A federal judge on Thursday dismissed a lawsuit brought by five individuals who accused Johnson & Johnson of defrauding talc claimants by repeatedly routing liabilities into a shell entity and using bankruptcy proceedings to stall or limit recovery.
The complaint alleged that the corporate maneuver was intended to place "billions of dollars out of plaintiffs’ reach in order to 'hinder, delay, and defraud these women and prevent them from ever having their day in court.'" The claim is part of the broader, long-running dispute over J&J’s previously sold talc-based baby powder and other talc products, which dozens of thousands of plaintiffs contend contained asbestos and caused ovarian and other cancers. J&J maintains its talc products are safe, free of asbestos and do not cause cancer.
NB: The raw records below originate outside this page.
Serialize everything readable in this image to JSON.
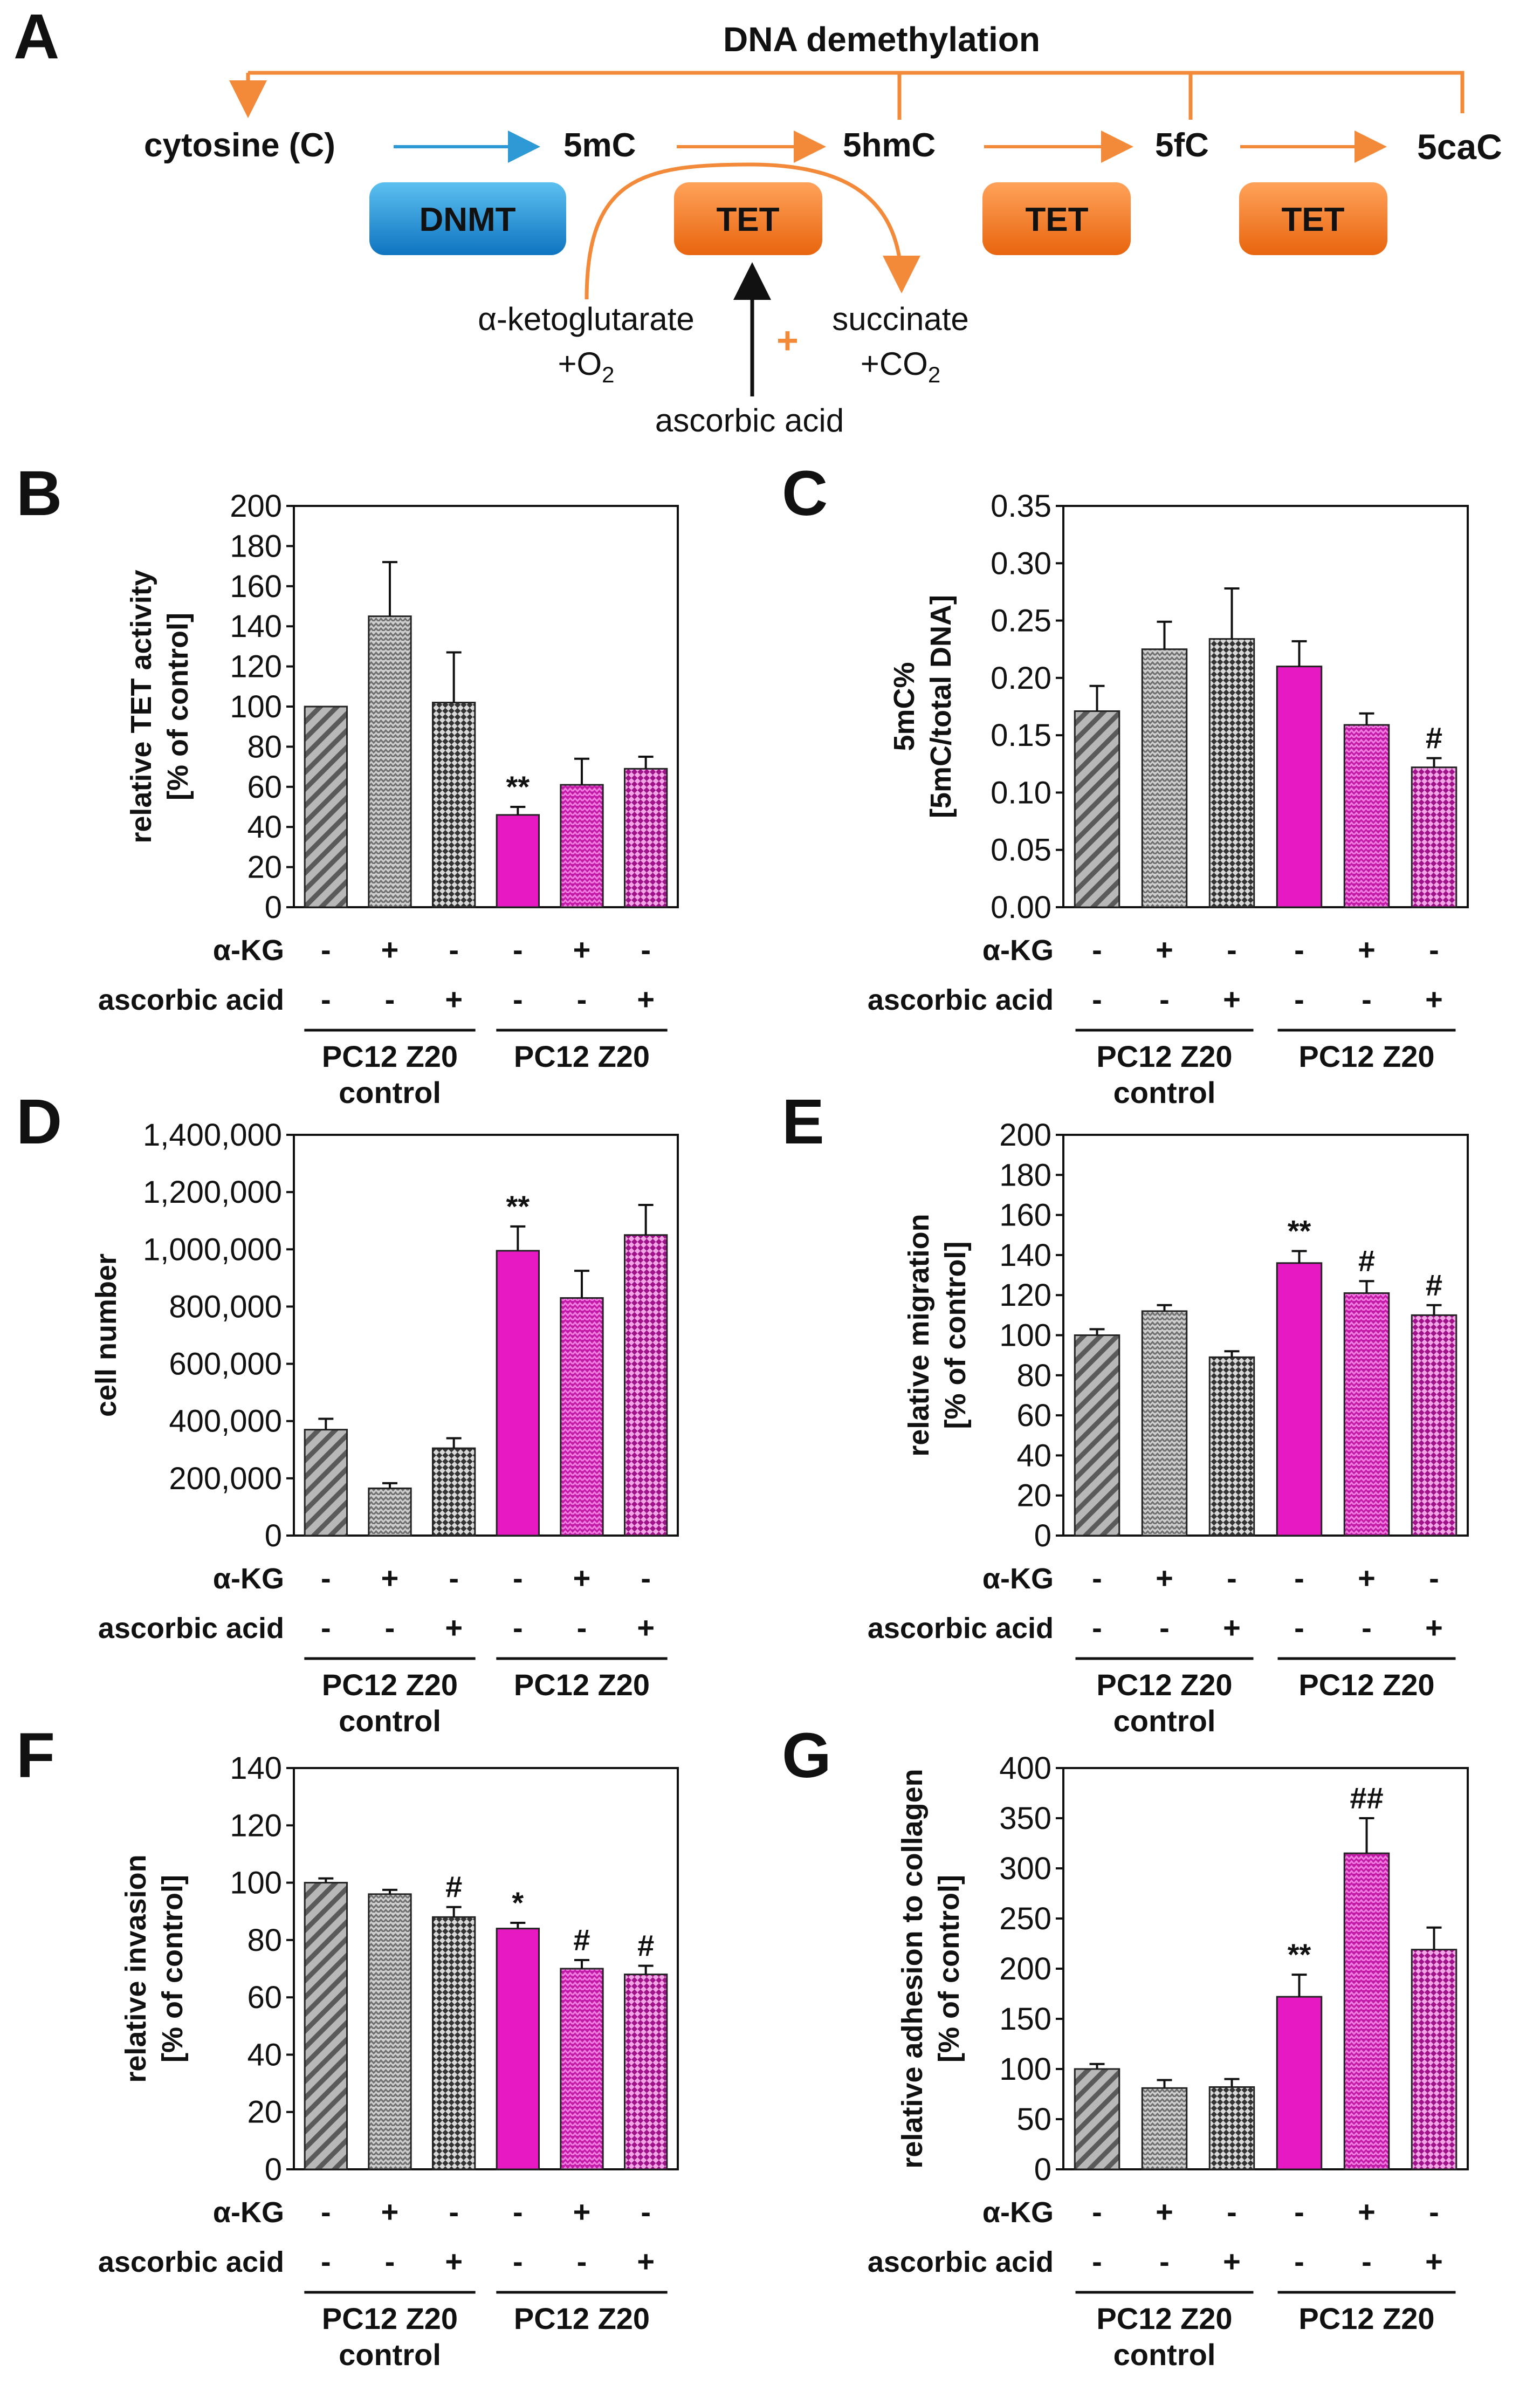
{
  "colors": {
    "orange": "#F28A3A",
    "blue": "#2D9AD6",
    "magenta": "#E619C2",
    "grey": "#9A9A9A",
    "dnmt_fill": "#1E8FD8",
    "tet_fill": "#F47A21"
  },
  "panelA": {
    "letter": "A",
    "title": "DNA demethylation",
    "nodes": [
      "cytosine (C)",
      "5mC",
      "5hmC",
      "5fC",
      "5caC"
    ],
    "enzymes": [
      "DNMT",
      "TET",
      "TET",
      "TET"
    ],
    "cofactor_in": "α-ketoglutarate",
    "cofactor_in2": "+O",
    "o2_sub": "2",
    "cofactor_out": "succinate",
    "cofactor_out2": "+CO",
    "co2_sub": "2",
    "plus": "+",
    "ascorbic": "ascorbic acid"
  },
  "conditions": {
    "row1_label": "α-KG",
    "row2_label": "ascorbic acid",
    "akg": [
      "-",
      "+",
      "-",
      "-",
      "+",
      "-"
    ],
    "aa": [
      "-",
      "-",
      "+",
      "-",
      "-",
      "+"
    ],
    "group1": "PC12 Z20",
    "group1_sub": "control",
    "group2": "PC12 Z20"
  },
  "chart_data": [
    {
      "panel": "B",
      "type": "bar",
      "ylabel": "relative TET activity",
      "ylabel2": "[% of control]",
      "ylim": [
        0,
        200
      ],
      "ticks": [
        "0",
        "20",
        "40",
        "60",
        "80",
        "100",
        "120",
        "140",
        "160",
        "180",
        "200"
      ],
      "tick_values": [
        0,
        20,
        40,
        60,
        80,
        100,
        120,
        140,
        160,
        180,
        200
      ],
      "values": [
        100,
        145,
        102,
        46,
        61,
        69
      ],
      "errors": [
        0,
        27,
        25,
        4,
        13,
        6
      ],
      "annotations": [
        "",
        "",
        "",
        "**",
        "",
        ""
      ]
    },
    {
      "panel": "C",
      "type": "bar",
      "ylabel": "5mC%",
      "ylabel2": "[5mC/total DNA]",
      "ylim": [
        0,
        0.35
      ],
      "ticks": [
        "0.00",
        "0.05",
        "0.10",
        "0.15",
        "0.20",
        "0.25",
        "0.30",
        "0.35"
      ],
      "tick_values": [
        0,
        0.05,
        0.1,
        0.15,
        0.2,
        0.25,
        0.3,
        0.35
      ],
      "values": [
        0.171,
        0.225,
        0.234,
        0.21,
        0.159,
        0.122
      ],
      "errors": [
        0.022,
        0.024,
        0.044,
        0.022,
        0.01,
        0.008
      ],
      "annotations": [
        "",
        "",
        "",
        "",
        "",
        "#"
      ]
    },
    {
      "panel": "D",
      "type": "bar",
      "ylabel": "cell number",
      "ylabel2": "",
      "ylim": [
        0,
        1400000
      ],
      "ticks": [
        "0",
        "200,000",
        "400,000",
        "600,000",
        "800,000",
        "1,000,000",
        "1,200,000",
        "1,400,000"
      ],
      "tick_values": [
        0,
        200000,
        400000,
        600000,
        800000,
        1000000,
        1200000,
        1400000
      ],
      "values": [
        370000,
        165000,
        305000,
        995000,
        830000,
        1050000
      ],
      "errors": [
        38000,
        18000,
        35000,
        85000,
        95000,
        105000
      ],
      "annotations": [
        "",
        "",
        "",
        "**",
        "",
        ""
      ]
    },
    {
      "panel": "E",
      "type": "bar",
      "ylabel": "relative migration",
      "ylabel2": "[% of control]",
      "ylim": [
        0,
        200
      ],
      "ticks": [
        "0",
        "20",
        "40",
        "60",
        "80",
        "100",
        "120",
        "140",
        "160",
        "180",
        "200"
      ],
      "tick_values": [
        0,
        20,
        40,
        60,
        80,
        100,
        120,
        140,
        160,
        180,
        200
      ],
      "values": [
        100,
        112,
        89,
        136,
        121,
        110
      ],
      "errors": [
        3,
        3,
        3,
        6,
        6,
        5
      ],
      "annotations": [
        "",
        "",
        "",
        "**",
        "#",
        "#"
      ]
    },
    {
      "panel": "F",
      "type": "bar",
      "ylabel": "relative invasion",
      "ylabel2": "[% of control]",
      "ylim": [
        0,
        140
      ],
      "ticks": [
        "0",
        "20",
        "40",
        "60",
        "80",
        "100",
        "120",
        "140"
      ],
      "tick_values": [
        0,
        20,
        40,
        60,
        80,
        100,
        120,
        140
      ],
      "values": [
        100,
        96,
        88,
        84,
        70,
        68
      ],
      "errors": [
        1.5,
        1.5,
        3.5,
        2,
        3,
        3
      ],
      "annotations": [
        "",
        "",
        "#",
        "*",
        "#",
        "#"
      ]
    },
    {
      "panel": "G",
      "type": "bar",
      "ylabel": "relative adhesion to collagen",
      "ylabel2": "[% of control]",
      "ylim": [
        0,
        400
      ],
      "ticks": [
        "0",
        "50",
        "100",
        "150",
        "200",
        "250",
        "300",
        "350",
        "400"
      ],
      "tick_values": [
        0,
        50,
        100,
        150,
        200,
        250,
        300,
        350,
        400
      ],
      "values": [
        100,
        81,
        82,
        172,
        315,
        219
      ],
      "errors": [
        5,
        8,
        8,
        22,
        35,
        22
      ],
      "annotations": [
        "",
        "",
        "",
        "**",
        "##",
        ""
      ]
    }
  ]
}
U.S. District Judge Michael Shipp, who also oversees the consolidated multidistrict litigation that includes more than 67,000 suits against J&J, concluded the five plaintiffs could not show they were harmed by the pauses in litigation that occurred while bankruptcy processes were pending. Those delays, the court noted, blocked the plaintiffs’ individual cases from moving forward during the period from October 2021 through March 2025.
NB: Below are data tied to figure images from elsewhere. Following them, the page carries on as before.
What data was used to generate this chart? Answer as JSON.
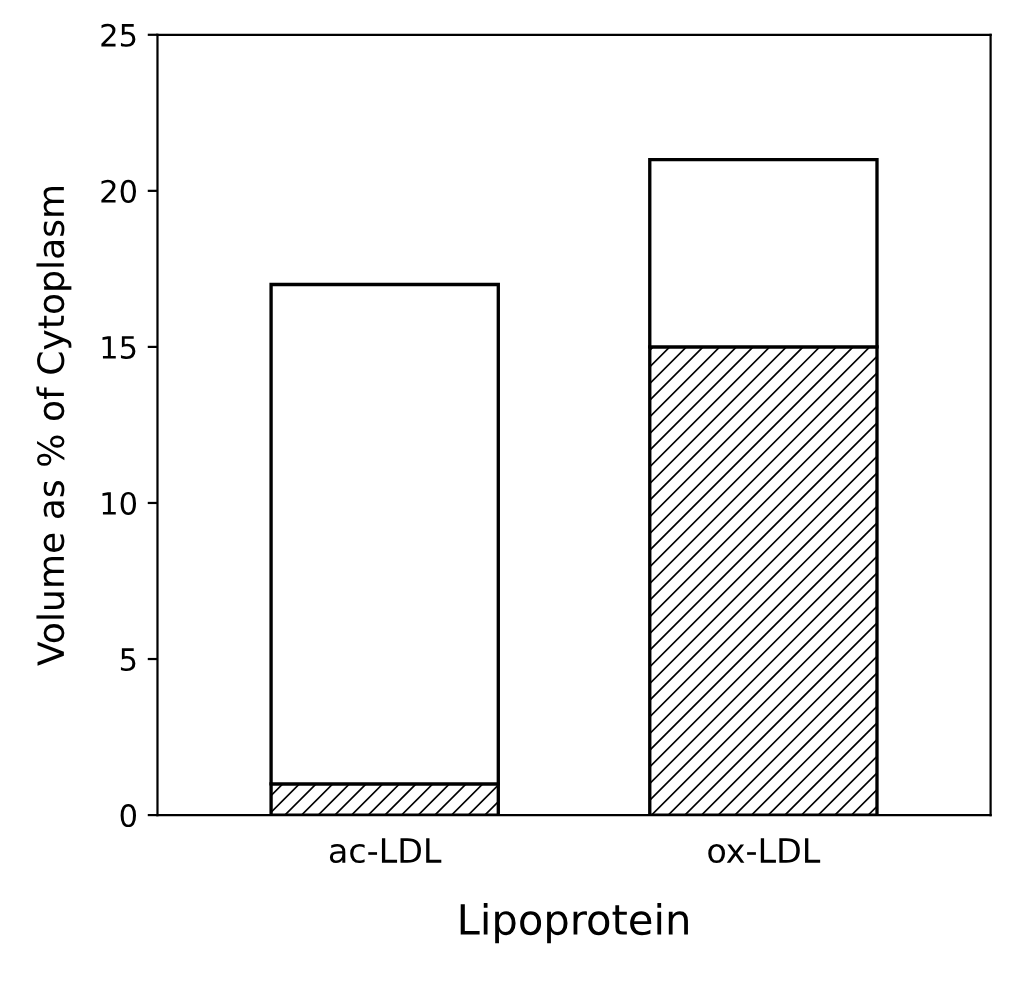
{
  "chart_data": {
    "type": "bar",
    "stacked": true,
    "categories": [
      "ac-LDL",
      "ox-LDL"
    ],
    "series": [
      {
        "color": "#000000",
        "values": [
          1,
          15
        ]
      },
      {
        "color": "#ffffff",
        "values": [
          16,
          6
        ]
      }
    ],
    "xlabel": "Lipoprotein",
    "ylabel": "Volume as % of Cytoplasm",
    "ylim": [
      0,
      25
    ],
    "yticks": [
      0,
      5,
      10,
      15,
      20,
      25
    ],
    "grid": false,
    "legend": false
  }
}
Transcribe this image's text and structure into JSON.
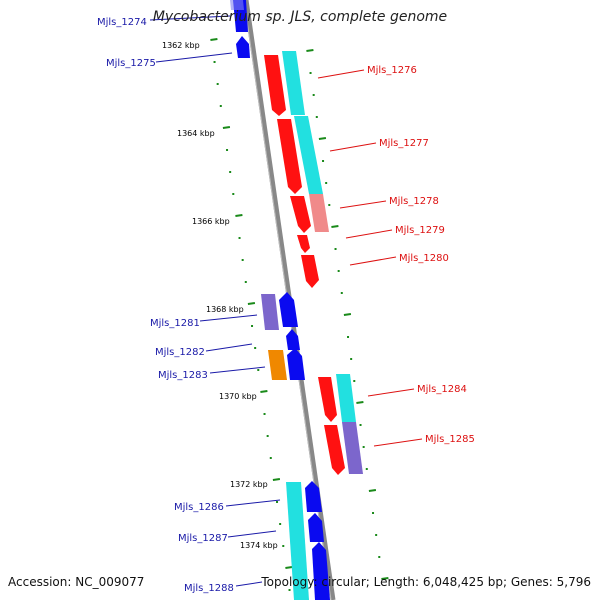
{
  "title": "Mycobacterium sp. JLS, complete genome",
  "footer": {
    "accession": "Accession: NC_009077",
    "summary": "Topology: circular; Length: 6,048,425 bp; Genes: 5,796"
  },
  "colors": {
    "forward_label": "#1a1aa8",
    "reverse_label": "#dd1111",
    "red": "#ff1111",
    "cyan": "#22e0e0",
    "blue": "#0a0af0",
    "purple": "#7c66cc",
    "orange": "#f08800",
    "pink": "#f08a8a",
    "backbone": "#888888",
    "tick": "#1a8a1a"
  },
  "scale_labels": [
    "1362 kbp",
    "1364 kbp",
    "1366 kbp",
    "1368 kbp",
    "1370 kbp",
    "1372 kbp",
    "1374 kbp"
  ],
  "genes": [
    {
      "id": "Mjls_1274",
      "strand": "forward"
    },
    {
      "id": "Mjls_1275",
      "strand": "forward"
    },
    {
      "id": "Mjls_1276",
      "strand": "reverse"
    },
    {
      "id": "Mjls_1277",
      "strand": "reverse"
    },
    {
      "id": "Mjls_1278",
      "strand": "reverse"
    },
    {
      "id": "Mjls_1279",
      "strand": "reverse"
    },
    {
      "id": "Mjls_1280",
      "strand": "reverse"
    },
    {
      "id": "Mjls_1281",
      "strand": "forward"
    },
    {
      "id": "Mjls_1282",
      "strand": "forward"
    },
    {
      "id": "Mjls_1283",
      "strand": "forward"
    },
    {
      "id": "Mjls_1284",
      "strand": "reverse"
    },
    {
      "id": "Mjls_1285",
      "strand": "reverse"
    },
    {
      "id": "Mjls_1286",
      "strand": "forward"
    },
    {
      "id": "Mjls_1287",
      "strand": "forward"
    },
    {
      "id": "Mjls_1288",
      "strand": "forward"
    }
  ]
}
In his ruling, Judge Shipp called the plaintiffs’ asserted injury "entirely hypothetical, as it is contingent on plaintiffs’ first prevailing in the talc litigation." He rejected the notion that a delay in proceedings alone amounted to a legally cognizable injury, saying such a theory would be "fundamentally incompatible with the structure and purposes of the bankruptcy code."
The ruling underscores a core feature of U.S. bankruptcy law: an automatic stay that halts lawsuits against a debtor while that entity seeks to negotiate a comprehensive resolution of liabilities. The stay is designed to give debtors breathing room to reach agreements and to prevent some creditors from leapfrogging others to claim assets.
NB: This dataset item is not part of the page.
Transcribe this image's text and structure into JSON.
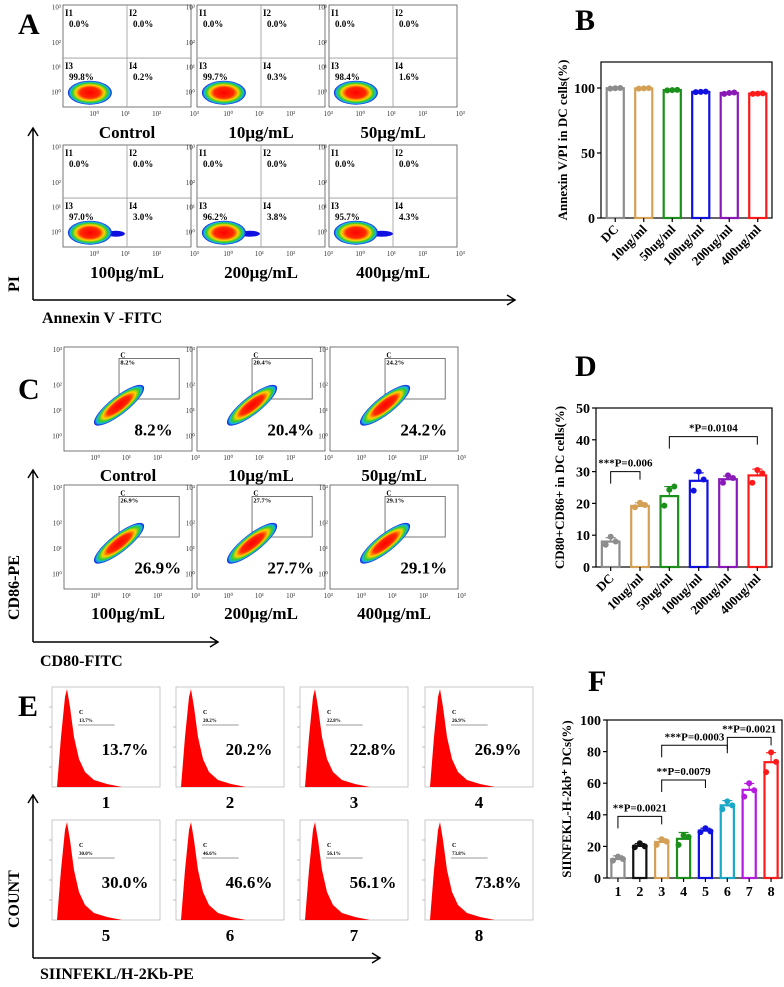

Patricia Kipnis, one of the attorneys for the five plaintiffs, said she and co-counsel "disagree with the decision and will be reviewing it with our clients to discuss an appeal."
Erik Haas, worldwide vice president of litigation at J&J, said the court correctly dismissed what he called the "wholly meritless claims."
The litigation stems from J&J’s effort to consolidate talc liabilities into a subsidiary and then subject those liabilities to bankruptcy protection under a corporate tactic known as the Texas two-step. That approach has been rejected by courts on three separate occasions, most recently in March, and the proposed $10 billion bankruptcy settlement that accompanied one of those attempts collapsed after a judge found it lacked adequate support from the women who say J&J products caused their cancers.
After the most recent dismissal of a talc-related bankruptcy, litigation against J&J resumed. The bulk of filed suits have been lodged by women alleging ovarian cancer linked to use of talc products; other claims involve mesothelioma, a form of cancer associated with asbestos exposure.
J&J’s record in the courtroom has been mixed. The company has prevailed in some matters but also faced sizable adverse verdicts, including a $1.5 billion judgment in Baltimore issued in December.
The company ceased sales of talc-based baby powder in the United States in 2020 and ended global sales of the talc formulation in 2023, switching to cornstarch-based alternatives.
The dismissed suit is captioned Love v. Red River Talc, U.S. District Court for the District of New Jersey, No. 24-cv-06320. Listed counsel for the plaintiffs in the case are Leigh O’Dell of Beasley Allen, Patricia Kipnis of Bailey Glasser, and Richard Golomb of Golomb Legal. Counsel listed for the debtor entity Red River Talc is Jessica Brennan of Barnes & Thornburg.
Context and legal posture
The court’s decision focuses on the legal question of what constitutes an injury that is sufficient to support a fraud claim tied to the use of bankruptcy. By finding the plaintiffs’ injury contingent on an eventual win in the talc lawsuits, Judge Shipp limited the fraud claim to speculation over what might have occurred had the underlying litigation reached a different outcome.
The ruling does not resolve the underlying talc liability disputes, which remain active in state and federal courts after the collapse of the most recent bankruptcy resolution attempt. The broader multidistrict litigation continues under Judge Shipp’s supervision.
Case details
- Allegation: Plaintiffs asserted J&J used a shell company bankruptcy strategy to keep "billions of dollars" out of reach and to impede plaintiffs’ access to court.
- Court finding: Plaintiffs could not show concrete harm from litigation delays between October 2021 and March 2025.
- Bankruptcy maneuver: J&J placed talc liabilities into a subsidiary through a Texas two-step and sought bankruptcy protection for that entity; courts have rejected the strategy three times.
- Ongoing litigation: More than 67,000 cases consolidated in multidistrict litigation; many plaintiffs allege ovarian cancer, others allege mesothelioma.